Your inference costs are likely going down over the next 12 months, not up — even though demand is exploding. That's unprecedented in any computing market. The driver isn't efficiency gains or manufacturing scale. It's a strategic subsidy by Chinese AI firms betting that locking in your API calls today is worth negative margins for a year.

Take the subsidy. But don't assume today's prices reflect tomorrow's costs — they reflect tomorrow's hopes.

For the Industry

The AI API market has entered a phase that looks like price war but functions like infrastructure land-grab. The playbook is AWS 2006, DoorDash 2019, Uber 2015: lose money on every transaction to own the default routing.

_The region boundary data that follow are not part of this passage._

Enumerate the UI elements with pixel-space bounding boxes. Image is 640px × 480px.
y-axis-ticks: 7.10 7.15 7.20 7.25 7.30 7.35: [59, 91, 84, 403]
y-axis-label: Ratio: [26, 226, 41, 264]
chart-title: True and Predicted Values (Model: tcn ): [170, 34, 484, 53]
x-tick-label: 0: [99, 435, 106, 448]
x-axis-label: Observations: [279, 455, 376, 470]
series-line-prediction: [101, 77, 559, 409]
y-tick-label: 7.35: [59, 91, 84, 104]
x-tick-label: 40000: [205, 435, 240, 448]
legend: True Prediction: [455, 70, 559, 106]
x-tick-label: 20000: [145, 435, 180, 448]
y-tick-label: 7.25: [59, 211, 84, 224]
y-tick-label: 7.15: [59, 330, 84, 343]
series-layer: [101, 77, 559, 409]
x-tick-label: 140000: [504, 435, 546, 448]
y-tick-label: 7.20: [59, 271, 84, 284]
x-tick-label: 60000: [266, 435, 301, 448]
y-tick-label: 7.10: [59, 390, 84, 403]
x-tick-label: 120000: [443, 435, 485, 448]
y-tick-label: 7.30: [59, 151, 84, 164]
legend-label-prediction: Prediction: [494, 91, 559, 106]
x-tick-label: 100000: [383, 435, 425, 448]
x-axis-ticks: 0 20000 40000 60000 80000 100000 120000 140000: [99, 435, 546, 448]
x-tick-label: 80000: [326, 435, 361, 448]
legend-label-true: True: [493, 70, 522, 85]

When the hardware does catch up — when Ascend 960 (2027) or 970 (2028) ships with 3-5x the throughput — the providers with the largest captive developer bases will convert negative margins to positive ones. Everyone else will be competing on price against incumbents they can't dislodge.


The Bottom Line

DeepSeek's permanent price cut is not evidence that Chinese AI compute supply has caught up with demand. The math shows it hasn't — and won't for at least 12-18 months. It's evidence that DeepSeek is playing the long game: use today's negative margins to own tomorrow's default inference route, and trust that Huawei's future chips will eventually close a gap that's currently 3-5x wider than headlines suggest.

The 75% cut isn't a cost breakthrough. It's a bet that developer lock-in is worth more than current margins — and that the 75万 Ascend 950 chips shipping this year are just the beginning.


Numbers sourced from: National Data Administration (China daily token data, March 2026), Huawei Connect 2025 (Ascend 950 specs and roadmap), SCMP/DW (ByteDance order volume), DeepSeek official pricing page (May 2026). Throughput calculations based on published Atlas 950 SuperNode benchmarks. Growth projections assume continuation of 40%/quarter rate per published data.